The Rio bakery arrived in Pinheiros four months ago offering naturally fermented breads such as sourdough, a flagship made with dough that rests for 18 hours. It is offered in classic versions, with 40% wholemeal or multigrain flour (R$18).
R. Mateus Grou, 191, Pinheiros, tel. (11) 93277-5332, @nemapadaria

An architect by training, baker Pamela Puertas started preparing natural fermentation breads during the pandemic. After working in bakeries like Árvore do Pão, she opened her own place four months ago. The batches vary each day and include options such as multigrain baguette (R$ 10), wholemeal bread (R$ 22) and zucchini, cheese and thyme focaccia (R$ 20).
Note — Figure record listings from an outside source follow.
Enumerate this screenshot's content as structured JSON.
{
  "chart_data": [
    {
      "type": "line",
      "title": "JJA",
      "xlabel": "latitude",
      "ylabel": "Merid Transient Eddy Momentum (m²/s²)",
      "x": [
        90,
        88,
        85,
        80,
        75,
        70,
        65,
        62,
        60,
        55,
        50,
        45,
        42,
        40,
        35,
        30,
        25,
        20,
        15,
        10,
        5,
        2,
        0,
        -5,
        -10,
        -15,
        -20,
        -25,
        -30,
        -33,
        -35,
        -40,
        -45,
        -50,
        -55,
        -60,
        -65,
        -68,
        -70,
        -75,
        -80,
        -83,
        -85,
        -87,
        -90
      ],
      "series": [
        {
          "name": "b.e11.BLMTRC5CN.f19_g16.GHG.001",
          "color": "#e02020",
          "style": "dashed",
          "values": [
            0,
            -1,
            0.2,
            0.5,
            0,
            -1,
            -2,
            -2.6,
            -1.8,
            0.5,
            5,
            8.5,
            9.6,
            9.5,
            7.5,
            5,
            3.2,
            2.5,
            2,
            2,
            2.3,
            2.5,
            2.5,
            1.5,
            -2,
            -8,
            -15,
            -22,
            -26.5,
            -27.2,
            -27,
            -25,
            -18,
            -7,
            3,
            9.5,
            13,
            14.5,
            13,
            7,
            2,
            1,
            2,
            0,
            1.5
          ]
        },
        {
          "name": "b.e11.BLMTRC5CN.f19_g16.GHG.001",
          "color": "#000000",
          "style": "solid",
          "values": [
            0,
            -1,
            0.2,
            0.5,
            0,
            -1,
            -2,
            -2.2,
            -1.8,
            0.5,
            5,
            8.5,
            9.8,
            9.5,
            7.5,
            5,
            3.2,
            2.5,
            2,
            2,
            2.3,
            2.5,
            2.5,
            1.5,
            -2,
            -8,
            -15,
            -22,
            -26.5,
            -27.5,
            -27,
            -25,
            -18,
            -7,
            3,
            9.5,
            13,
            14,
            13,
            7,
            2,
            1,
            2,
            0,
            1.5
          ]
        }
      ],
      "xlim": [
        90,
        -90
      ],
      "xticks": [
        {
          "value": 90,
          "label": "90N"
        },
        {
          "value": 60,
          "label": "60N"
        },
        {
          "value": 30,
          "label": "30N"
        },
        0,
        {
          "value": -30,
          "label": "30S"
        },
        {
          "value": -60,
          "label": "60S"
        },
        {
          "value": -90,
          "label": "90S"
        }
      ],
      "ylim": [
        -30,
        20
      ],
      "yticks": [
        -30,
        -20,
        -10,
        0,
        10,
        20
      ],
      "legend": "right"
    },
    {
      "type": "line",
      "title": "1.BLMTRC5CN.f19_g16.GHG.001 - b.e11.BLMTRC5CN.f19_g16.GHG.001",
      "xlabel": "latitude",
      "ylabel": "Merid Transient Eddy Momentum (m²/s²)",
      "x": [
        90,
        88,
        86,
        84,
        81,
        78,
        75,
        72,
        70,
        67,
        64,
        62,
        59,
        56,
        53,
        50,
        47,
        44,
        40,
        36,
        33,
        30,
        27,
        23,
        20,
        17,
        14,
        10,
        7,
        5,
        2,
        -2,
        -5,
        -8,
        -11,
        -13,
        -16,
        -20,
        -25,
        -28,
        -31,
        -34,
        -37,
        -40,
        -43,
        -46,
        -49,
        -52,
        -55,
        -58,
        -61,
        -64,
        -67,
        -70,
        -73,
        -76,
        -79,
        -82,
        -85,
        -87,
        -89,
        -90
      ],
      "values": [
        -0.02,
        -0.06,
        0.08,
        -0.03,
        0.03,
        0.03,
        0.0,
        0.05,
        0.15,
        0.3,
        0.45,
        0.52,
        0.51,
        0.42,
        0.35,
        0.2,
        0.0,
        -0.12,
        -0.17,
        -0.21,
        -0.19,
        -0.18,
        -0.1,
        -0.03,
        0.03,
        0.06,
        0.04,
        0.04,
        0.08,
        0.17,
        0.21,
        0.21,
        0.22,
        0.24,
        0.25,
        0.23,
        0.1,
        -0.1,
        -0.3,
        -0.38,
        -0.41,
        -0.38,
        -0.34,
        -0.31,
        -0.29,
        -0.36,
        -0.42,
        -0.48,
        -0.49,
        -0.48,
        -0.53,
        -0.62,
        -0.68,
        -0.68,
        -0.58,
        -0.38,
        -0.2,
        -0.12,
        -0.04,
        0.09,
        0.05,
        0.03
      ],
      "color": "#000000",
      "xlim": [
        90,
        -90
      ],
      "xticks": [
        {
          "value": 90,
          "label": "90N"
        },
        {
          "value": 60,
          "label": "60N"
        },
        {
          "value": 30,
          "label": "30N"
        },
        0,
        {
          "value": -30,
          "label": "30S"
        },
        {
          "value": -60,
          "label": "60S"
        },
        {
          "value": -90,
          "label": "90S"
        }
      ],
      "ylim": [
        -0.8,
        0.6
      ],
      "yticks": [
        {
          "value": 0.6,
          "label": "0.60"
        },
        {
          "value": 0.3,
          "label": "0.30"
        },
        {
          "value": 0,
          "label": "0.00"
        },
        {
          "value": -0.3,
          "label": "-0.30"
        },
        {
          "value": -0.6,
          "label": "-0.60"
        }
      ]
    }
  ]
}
R. Barão de Tatuí, 330, Vila Buarque, central region, WhatsApp (11) 99338-1130, @pan_padeira

Housed in a 1960s house, the bakery has Italian and French inspiration, with Brazilian touches. It offers classic long fermentation breads and viennoiserie items. The house is run by photographer André Cunha, a graduate of Le Cordon Bleu in São Paulo.